Tuesday, 17 April 2018

Why Starwind Cloud VTL or getting backup data to cloud object storage in 30 minutes

So many cloud storage providers offer object-based storage nowadays. Unfortunately, backup software vendors are not fast enough with updating their products to allow companies to consume new storage tiers to existing backup infrastructure. 

With few Whys I am going to explain how StarWind VTL brings value to the companies by providing access to a new cost-effective cloud storage.

Why backup?

Alright, alright, I am kidding here. No doubts you know the purpose of data backup. Just wanted to remind you that people make mistakes, computer hardware fails, and natural disasters occur. So, it is better be safe than sorry. 

Why tapes?

Historically tapes have been very attractive backup media due to tape drive's reliability and low cost. 10-20 years ago, the performance of tape libraries and the amount of backup data still allowed to meet the backup window. Even today tape backup may still be a viable choice for SMB companies.

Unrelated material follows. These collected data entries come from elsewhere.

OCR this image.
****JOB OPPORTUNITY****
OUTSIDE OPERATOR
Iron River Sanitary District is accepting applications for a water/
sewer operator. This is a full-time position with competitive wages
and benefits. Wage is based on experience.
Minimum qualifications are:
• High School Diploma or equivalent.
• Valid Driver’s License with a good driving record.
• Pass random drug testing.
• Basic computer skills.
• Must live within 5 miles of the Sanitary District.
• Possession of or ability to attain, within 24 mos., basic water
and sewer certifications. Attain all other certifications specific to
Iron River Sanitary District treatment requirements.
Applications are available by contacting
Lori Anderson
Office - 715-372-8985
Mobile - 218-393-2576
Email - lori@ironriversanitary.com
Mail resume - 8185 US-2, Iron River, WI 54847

Also, tapes are perfect for long-term data archiving. On the contrary, archiving data on disks is not practical. Who would want to store data, let's say for 7 years, on disks paying for power, cooling and space? 

Scalability was another benefit you get with backup tapes. It is much easier to buy additional tapes to get extra disk space compared to disks where you would have to buy new disk enclosures, reconfigure storage arrays. 

Finally, tapes are mobile. Moving tapes offsite is a common practice to allow data restore in case of disaster recovery.

It ought to be mentioned that very often tapes do compete with disk, but rather complement each other. For instance, the Disk-to-Disk-to-Tape approach is still a quite common backup technique. 

Why Virtual Tape Library?

According to Wikipedia, 'VTL is a data storage virtualization technology', or in other words is an abstraction layer which lets you quickly change the underlying backup media. It still logically presents the familiar tape libraries and tapes thus minimising the knowledge curve that usually comes with new technologies. This allows administrators to keep using familiar backup software and policies.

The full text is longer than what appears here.